Luca Greco – Con ben 24 sale e 150 opere (tra dipinti, sculture e un’importantissima sezione grafica) la mostra Il simbolismo. Arte in Europa dalla Belle Époque alla Grande Guerra, in svolgimento a Milano presso il piano nobile di Palazzo Reale fino al 5 giugno 2016, presenta per la prima volta in Italia alcuni tra i più importanti capolavori del Simbolismo europeo come Il silenzio della foresta (1885) di Arnold Böcklin, l’Eletto (1890) di Ferdinand Hodler, Le Carezze (1896) di Fernand Khnopff e l’Orfeo morto (1893) di Jean Delville.

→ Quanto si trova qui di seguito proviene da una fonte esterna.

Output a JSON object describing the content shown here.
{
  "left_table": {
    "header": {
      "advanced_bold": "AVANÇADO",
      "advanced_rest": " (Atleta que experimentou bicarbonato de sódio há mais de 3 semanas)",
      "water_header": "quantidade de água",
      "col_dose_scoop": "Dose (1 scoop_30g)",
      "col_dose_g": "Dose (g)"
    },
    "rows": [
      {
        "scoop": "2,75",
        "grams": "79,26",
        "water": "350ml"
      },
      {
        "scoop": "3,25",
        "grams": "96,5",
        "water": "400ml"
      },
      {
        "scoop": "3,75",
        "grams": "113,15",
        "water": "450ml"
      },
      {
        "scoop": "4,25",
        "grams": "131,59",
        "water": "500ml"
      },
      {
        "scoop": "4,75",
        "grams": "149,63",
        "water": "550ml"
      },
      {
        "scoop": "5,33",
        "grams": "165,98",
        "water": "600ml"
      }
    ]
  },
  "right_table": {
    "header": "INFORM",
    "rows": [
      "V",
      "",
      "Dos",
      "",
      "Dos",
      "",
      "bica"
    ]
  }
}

La mostra ha reso, inoltre, possibile un’importante operazione di restauro, pulitura e conservazione di oltre dieci opere provenienti da Ca’ Pesaro di Venezia, dalla Galleria degli Uffizi di Firenze e dalla Galleria Comunale d’Arte Moderna di Roma con il grandioso polittico di Giulio Aristide Sartorio, Le Vergini Savie e Le Vergini Stolte (1890-91), in cui viene ritratta anche la moglie di Gabriele d’Annunzio.
La mostra
La mostra si apre con lo sguardo rivolto verso il cielo di una donna, dalle sfumature quasi gotiche, con in mano un piccolo libro e circondata da fiori rossi mossi dal vento. Il contrasto tra lo sfondo scuro e il volto illuminato richiama uno dei temi più celebri del Simbolismo, cioè il conflitto tra Tenebre e Luce. Si tratta dell’opera di Joseph Middeleer dal titolo Una demoniaca (1893).

L’accurata selezione delle opere, svolta da Fernando Mazzocca e Claudia Zevi in collaborazione con Michel Draguet, intende gettare nuova luce su quell’importantissimo periodo di passaggio artistico tra Ottocento e Novecento all’interno del quale il Simbolismo si frappone e si impone come ritorno ai misteri più intimi e segreti della natura, agli aspetti più emotivi e onirici della realtà, al mondo eroico della mitologia. Il Simbolismo esprime tutta la sua energia creativa proprio attraverso questo distacco dalla rappresentazione oggettiva della realtà: durante il percorso espositivo, diviso in ben 18 sezioni tematiche, il visitatore, guidato dalle poesie di Baudelaire (tratte dalla raccolta I fiori del Male) e pervaso dall’atmosfera onirica e visionaria, approda a una dimensione dove la realtà acquista una dimensione sempre più introspettiva e soggettiva volta a negare la semplice percezione intuitiva.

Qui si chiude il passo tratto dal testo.